The system prompt is therefore split into explicit blocks:
system: [
{ type: "text", text: identityPrompt, cache: true },
{ type: "text", text: skillCatalog, cache: true },
{ type: "text", text: activeSkillPrompts, cache: false },
{ type: "text", text: signalContextBlock, cache: false },
{ type: "text", text: pendingConfirmation, cache: false },
]Invariants the prompt builder enforces:
- Cacheable blocks come first. Anything after a non-cacheable block cannot be cached itself, because the cache key is a strict prefix match.
- Cacheable blocks are stable. Identity and catalog only change when the skill registry or base prompt changes, never per turn.
- Dynamic content is at the tail. Active skill fragments, signal context, pending confirmations, and the conversation history all go after the cache boundary.
anthropic-wire.ts maps our
SystemPromptBlock[] into Anthropic's cache_control: {type: "ephemeral"} markers and tracks cache hit rates in the response
metadata, which surface in structured logs as
llm.cache_read_input_tokens and llm.cache_creation_input_tokens.

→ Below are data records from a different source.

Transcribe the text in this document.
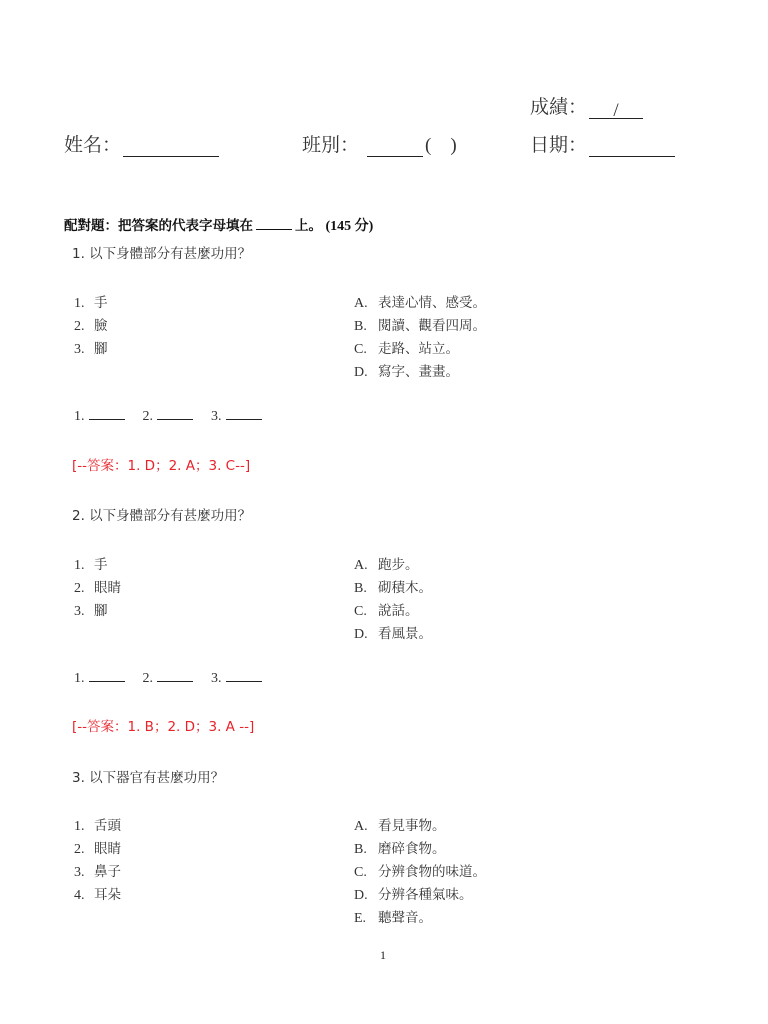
成績： /
姓名：	班別：	(    )	日期：
配對題：把答案的代表字母填在	上。 (145 分)
1. 以下身體部分有甚麼功用？
1. 手
2. 臉
3. 腳
A. 表達心情、感受。
B. 閱讀、觀看四周。
C. 走路、站立。
D. 寫字、畫畫。
1.	2.	3.
[--答案：1. D；2. A；3. C--]
2. 以下身體部分有甚麼功用？
1. 手
2. 眼睛
3. 腳
A. 跑步。
B. 砌積木。
C. 說話。
D. 看風景。
1.	2.	3.
[--答案：1. B；2. D；3. A --]
3. 以下器官有甚麼功用？
1. 舌頭
2. 眼睛
3. 鼻子
4. 耳朵
A. 看見事物。
B. 磨碎食物。
C. 分辨食物的味道。
D. 分辨各種氣味。
E. 聽聲音。
1
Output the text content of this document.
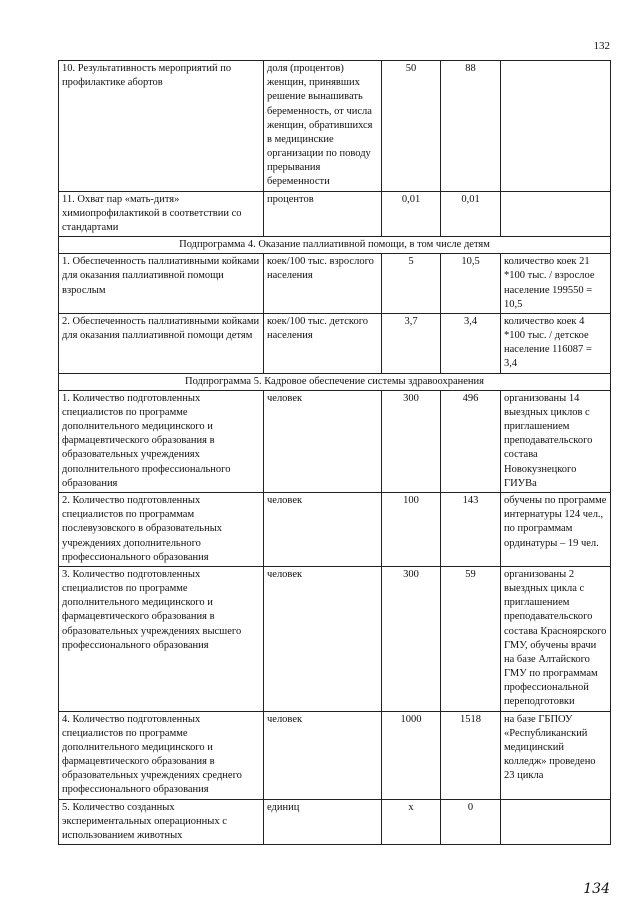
132
10. Результативность мероприятий по профилактике абортов	доля (процентов) женщин, принявших решение вынашивать беременность, от числа женщин, обратившихся в медицинские организации по поводу прерывания беременности	50	88	
11. Охват пар «мать-дитя» химиопрофилактикой в соответствии со стандартами	процентов	0,01	0,01	
Подпрограмма 4. Оказание паллиативной помощи, в том числе детям				
1. Обеспеченность паллиативными койками для оказания паллиативной помощи взрослым	коек/100 тыс. взрослого населения	5	10,5	количество коек 21 *100 тыс. / взрослое население 199550 = 10,5
2. Обеспеченность паллиативными койками для оказания паллиативной помощи детям	коек/100 тыс. детского населения	3,7	3,4	количество коек 4 *100 тыс. / детское население 116087 = 3,4
Подпрограмма 5. Кадровое обеспечение системы здравоохранения				
1. Количество подготовленных специалистов по программе дополнительного медицинского и фармацевтического образования в образовательных учреждениях дополнительного профессионального образования	человек	300	496	организованы 14 выездных циклов с приглашением преподавательского состава Новокузнецкого ГИУВа
2. Количество подготовленных специалистов по программам послевузовского в образовательных учреждениях дополнительного профессионального образования	человек	100	143	обучены по программе интернатуры 124 чел., по программам ординатуры – 19 чел.
3. Количество подготовленных специалистов по программе дополнительного медицинского и фармацевтического образования в образовательных учреждениях высшего профессионального образования	человек	300	59	организованы 2 выездных цикла с приглашением преподавательского состава Красноярского ГМУ, обучены врачи на базе Алтайского ГМУ по программам профессиональной переподготовки
4. Количество подготовленных специалистов по программе дополнительного медицинского и фармацевтического образования в образовательных учреждениях среднего профессионального образования	человек	1000	1518	на базе ГБПОУ «Республиканский медицинский колледж» проведено 23 цикла
5. Количество созданных экспериментальных операционных с использованием животных	единиц	х	0	
134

For providers that don't support prompt caching (OpenAI as of this writing), the wire layer silently concatenates blocks into a single system string. No caller-facing difference, no behavioral divergence.
Model selection
The model used per turn is decided by
apps/agent/src/learning/llm-router.ts
(confusingly unrelated to the skill router; this one routes LLM
calls to models). The default policy:
- Main agent turn. Claude Sonnet 4.6 with 1M context.
- Deep research sub-agent. Claude Opus 4.6 (high reasoning).
- Vision calls. Whatever provider supports vision.
- Embeddings. A dedicated
EMBEDDING_PROVIDERenv var.
Every call records {provider, model, reason} in the audit log, so
you can answer "why did this turn cost X" with a SQL query rather
than stack-walking through code.
Overrides:
AGENT_MODELpins the main agent-loop model. Also settable interactively viaminara model use <id>or the/modelslash command, both of which persist to$MINARA_DATA_DIR/env.
Tool-use shape
Both providers (Anthropic and OpenAI) support tool use, but the wire
format differs. The agent loop speaks Anthropic's shape internally
and openai-wire.ts translates
in both directions. Consequences:
- Tool schemas are defined once as JSON Schema in
ToolEntry.schema.parameters. Both wire layers consume the same schema. - Stop reasons are normalized. Anthropic's
"end_turn"/"tool_use"/"max_tokens"and OpenAI's"stop"/"tool_calls"/"length"get mapped to a common enum the loop consumes. - Streaming events are normalized into a common
LLMStreamEventunion so/chat/streamdoesn't care about the upstream provider.
Vision
Vision calls go through a separate LLMClient.vision() method
because not all providers support vision inline with tool calls.
The vision_analyze tool calls it explicitly, and tools that need
to read a screenshot (the browser.* set) encode the image as
base64 before calling.
OAuth flow for Anthropic
Anthropic OAuth lets users sign in with their Claude.ai account
rather than providing an API key. The flow lives in
apps/agent/src/llm/oauth/:
/auth/anthropic/initstarts the PKCE flow and returns an auth URL.- User visits, approves, is redirected back.
/auth/anthropic/exchangeexchanges the code for a refresh token.- The refresh token is encrypted with a local key and stored in SQLite.
- Every LLM call transparently refreshes the access token if needed.
The same pattern applies to OpenAI and OpenRouter. See the Auth endpoints reference for the exact routes.
Adding a provider
To support a new LLM provider:
- Implement
LLMClientinapps/agent/src/llm/<name>-wire.ts. Prompt caching support is optional but strongly preferred. - Add a selection branch in
select-provider.ts. - Add the env var to
.env.exampleand the env-vars inventory. - Write integration tests under
tests/integration/llm/using the wire-level fakes intests/fakes/llm/.
Do not reach into the agent loop to add a provider-specific code path. If a provider has a quirk, hide it in the wire layer.